Greetings fellow readers and indie authors!
Most of you know me as Black Knight, the author of the Starshatter decalogy. A ten book long series (I am expeditiously working on number 8th) which is a Sword&Railgun, Space opera Pulp Scifi. Starshatter is set in what one could quite reasonably describe as wholesome (at least for our intrepid Terrans) alternate history universe.
I did manage to write and publish a good number of books, and in just a few short years. My Starshatter intro book was published in the year of our Lord 2018, followed by the second and third installment in the series. Since then, I have successfully released a total of nine books; seven of my main series, one compilation of short stories set in the same universe, and a brand new novella.
This is quick, almost too fast one would say, and they'd be correct.
My honest advice for any upcoming indie author is: take your time, polish your manuscript and do everything proper. Avoid repeating all of the basic mistakes which beginner authors (like myself) often commit. Proofread a lot, find dependable sigma readers and if your finances allow it, an editor. Yet there is something else you could do even before writing a single page of your draft.
Depending on what your goal is, this process could take from a single day, a week, a few months or years. Of course, you need not commit precious writing time to do research which others have already done. It is always wise to look for helpful articles first; of which there are aplenty, posted on forums and social media. Notwithstanding these, you might be forced to look for specific literature or watch documentaries.
Oftentimes for your chosen genre said helpful books might be easy to locate or, require more digging. That is often the case when your research requires rare historical literature or peer reviewed scientific papers. Though both acquiring such reads and utilizing them is a hard, time-consuming process, you may find it rather rewarding in the end.
First, one best manage the time available to them, wisely. You need not invest months if your job is demanding and time consuming or, for example, the piece you are writing is short. A few days of light research maybe your best choice of action for a short story.
One of my best friends invested three full months to read about different tribal cultures for her fantasy novella. Which is a great example of moderate research, although in many cases, a good month of heavy reading would be more than enough. In my own case, though it is not unique by any stretch of the imagination, a much more thorough approach was required. This meant years of reading historical literature, watching dozens of documentaries, and interviewing people.

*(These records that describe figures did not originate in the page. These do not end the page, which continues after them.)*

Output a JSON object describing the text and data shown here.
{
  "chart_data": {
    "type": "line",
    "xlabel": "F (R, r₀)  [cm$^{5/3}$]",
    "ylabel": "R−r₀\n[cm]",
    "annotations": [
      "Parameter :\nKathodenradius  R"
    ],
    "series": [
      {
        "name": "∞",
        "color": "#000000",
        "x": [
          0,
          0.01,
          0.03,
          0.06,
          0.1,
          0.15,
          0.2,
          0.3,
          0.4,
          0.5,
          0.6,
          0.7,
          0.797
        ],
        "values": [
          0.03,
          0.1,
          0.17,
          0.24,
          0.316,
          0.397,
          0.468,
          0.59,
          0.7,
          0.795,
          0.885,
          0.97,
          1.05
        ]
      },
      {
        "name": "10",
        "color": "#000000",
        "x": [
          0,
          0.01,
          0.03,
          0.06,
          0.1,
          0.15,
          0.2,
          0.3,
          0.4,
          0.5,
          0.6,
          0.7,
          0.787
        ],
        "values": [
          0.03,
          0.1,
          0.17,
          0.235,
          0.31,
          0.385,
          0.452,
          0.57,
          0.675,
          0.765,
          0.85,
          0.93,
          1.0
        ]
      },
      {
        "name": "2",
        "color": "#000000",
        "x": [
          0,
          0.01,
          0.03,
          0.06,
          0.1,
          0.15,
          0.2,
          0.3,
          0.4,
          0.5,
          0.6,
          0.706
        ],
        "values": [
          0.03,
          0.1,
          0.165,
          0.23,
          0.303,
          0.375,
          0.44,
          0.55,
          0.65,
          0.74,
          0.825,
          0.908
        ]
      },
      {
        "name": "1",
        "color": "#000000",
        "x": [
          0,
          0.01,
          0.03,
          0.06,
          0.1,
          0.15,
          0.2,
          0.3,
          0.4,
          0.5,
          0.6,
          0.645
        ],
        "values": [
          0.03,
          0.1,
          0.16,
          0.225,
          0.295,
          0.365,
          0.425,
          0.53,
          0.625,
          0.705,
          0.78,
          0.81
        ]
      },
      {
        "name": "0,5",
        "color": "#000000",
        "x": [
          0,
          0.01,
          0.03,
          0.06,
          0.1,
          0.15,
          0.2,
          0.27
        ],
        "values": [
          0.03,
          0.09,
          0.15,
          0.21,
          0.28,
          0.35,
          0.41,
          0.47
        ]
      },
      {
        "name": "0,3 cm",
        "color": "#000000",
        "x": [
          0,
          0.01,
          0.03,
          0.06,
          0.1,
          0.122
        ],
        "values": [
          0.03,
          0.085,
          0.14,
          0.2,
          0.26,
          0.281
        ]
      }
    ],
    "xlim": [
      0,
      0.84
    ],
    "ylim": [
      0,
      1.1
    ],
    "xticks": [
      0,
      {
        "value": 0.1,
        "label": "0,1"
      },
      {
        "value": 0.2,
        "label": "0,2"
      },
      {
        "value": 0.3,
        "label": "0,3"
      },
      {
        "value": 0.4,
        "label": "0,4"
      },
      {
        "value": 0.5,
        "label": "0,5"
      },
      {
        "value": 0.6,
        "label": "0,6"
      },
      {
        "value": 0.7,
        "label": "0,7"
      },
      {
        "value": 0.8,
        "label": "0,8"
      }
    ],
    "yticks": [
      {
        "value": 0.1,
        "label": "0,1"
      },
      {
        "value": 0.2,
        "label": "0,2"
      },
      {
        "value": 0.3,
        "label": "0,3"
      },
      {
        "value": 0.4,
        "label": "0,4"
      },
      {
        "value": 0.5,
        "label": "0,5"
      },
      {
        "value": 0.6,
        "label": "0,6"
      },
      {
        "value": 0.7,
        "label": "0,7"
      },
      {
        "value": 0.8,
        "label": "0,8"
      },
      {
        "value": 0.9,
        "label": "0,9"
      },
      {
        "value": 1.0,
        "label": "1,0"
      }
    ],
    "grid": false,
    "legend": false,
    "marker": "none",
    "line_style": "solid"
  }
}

Choose the type of research is best for you; light, moderate, or thorough.
After making a sound decision about your time management and picking the best type of research to fit your project, it is time to commit. By now you would have compiled a list of various sources, media which contains all the relevant information you'll need. It is of paramount importance for you to take notes, and structure them well. This will make your life much easier when you finally commit to writing your draft.

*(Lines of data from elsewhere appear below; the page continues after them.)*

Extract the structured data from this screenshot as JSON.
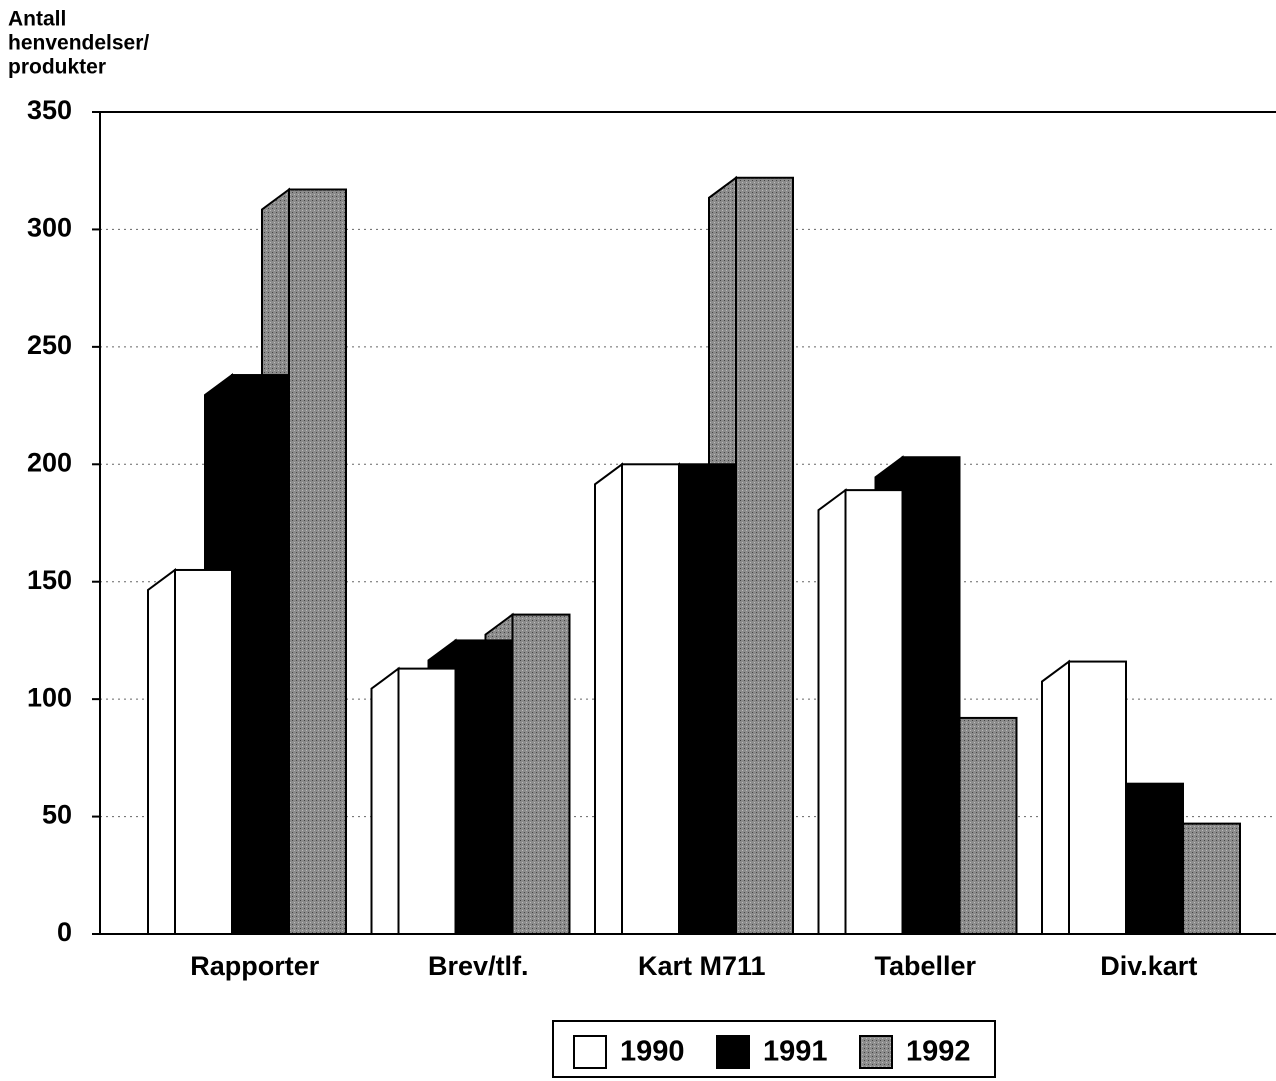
{
  "chart_data": {
    "type": "bar3d",
    "ylabel": [
      "Antall",
      "henvendelser/",
      "produkter"
    ],
    "categories": [
      "Rapporter",
      "Brev/tlf.",
      "Kart M711",
      "Tabeller",
      "Div.kart"
    ],
    "series": [
      {
        "name": "1990",
        "color": "#ffffff",
        "values": [
          155,
          113,
          200,
          189,
          116
        ]
      },
      {
        "name": "1991",
        "color": "#000000",
        "values": [
          238,
          125,
          200,
          203,
          64
        ]
      },
      {
        "name": "1992",
        "color": "#8c8c8c",
        "values": [
          317,
          136,
          322,
          92,
          47
        ]
      }
    ],
    "ylim": [
      0,
      350
    ],
    "yticks": [
      0,
      50,
      100,
      150,
      200,
      250,
      300,
      350
    ],
    "grid": true,
    "legend": "bottom"
  }
}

Start with researching the basics needed to construct your project's pillars or, its skeleton if you will. Perhaps one of the most important steps, one which modern Hollywood forgoes completely. By assembling a good, well-shaped, firm base for your story you will avoid most of the dangerous storytelling pitfalls you might otherwise encounter later. Meaning this basic research will help you during the actual writing process, mayhap shave off a month or more.

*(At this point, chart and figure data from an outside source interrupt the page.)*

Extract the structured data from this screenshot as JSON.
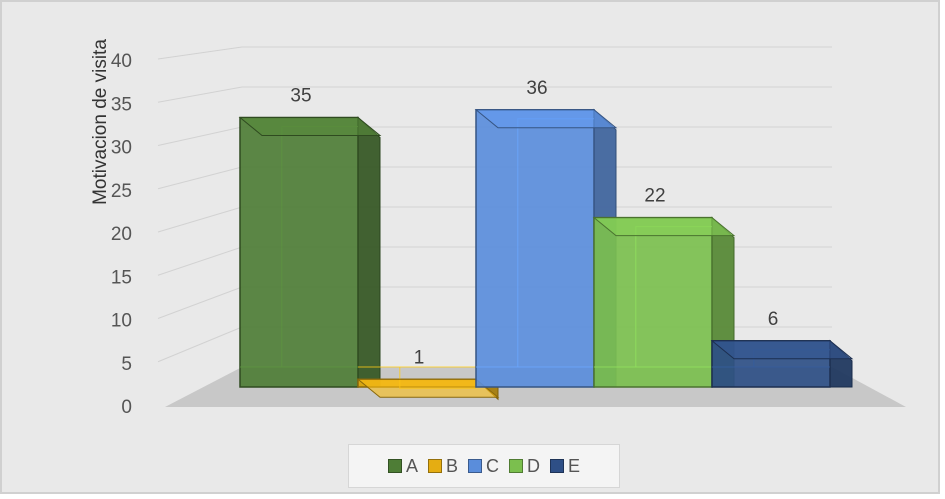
{
  "chart_data": {
    "type": "bar",
    "title": "",
    "xlabel": "",
    "ylabel": "Motivacion de visita",
    "ylim": [
      0,
      40
    ],
    "yticks": [
      0,
      5,
      10,
      15,
      20,
      25,
      30,
      35,
      40
    ],
    "grid": true,
    "legend_position": "bottom",
    "categories": [
      "A",
      "B",
      "C",
      "D",
      "E"
    ],
    "series": [
      {
        "values": [
          35,
          1,
          36,
          22,
          6
        ]
      }
    ],
    "data_labels": [
      "35",
      "1",
      "36",
      "22",
      "6"
    ],
    "colors": [
      "#4e7d36",
      "#e5ad12",
      "#5a8ddb",
      "#7bbf4e",
      "#2e4f86"
    ]
  }
}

Now if your time allows you could go forward with the research. Your story has strong bones, the next step is to connect them with muscle, tendon, and cartilage. These are the your Universe's rules and its core lore, the important things which would help bring life to your story. If you do your research well, study what others have done right or where they erred, you are set for success.
If you chose to commit to it, the last part of your research process will provide you with lots of intriguing pieces of information. Factoids would add even more depth to your Universe, so it reads like an inviting, warm house, full of interesting people. Many readers say that it is the small things which they enjoy the most.
That could be a piece of art on the wall; a song hummed by playing children, even something as inconspicuous as the vending machine your character buys their soda from. By weaving in small, yet relatable bits into your story you are making full use of all the information you've procured so far.
Ultimately no matter what type or level of research you've committed to it is important to utilize every single note. “Waste not want not,” wise people often say and they are correct, especially when it comes to doing this kind of research. In the end you will find that your studies had not only helped you write a more engaging story, craft relatable characters, but bettered your own life.
Knowledge is power, use it to forge more and wholesome stories!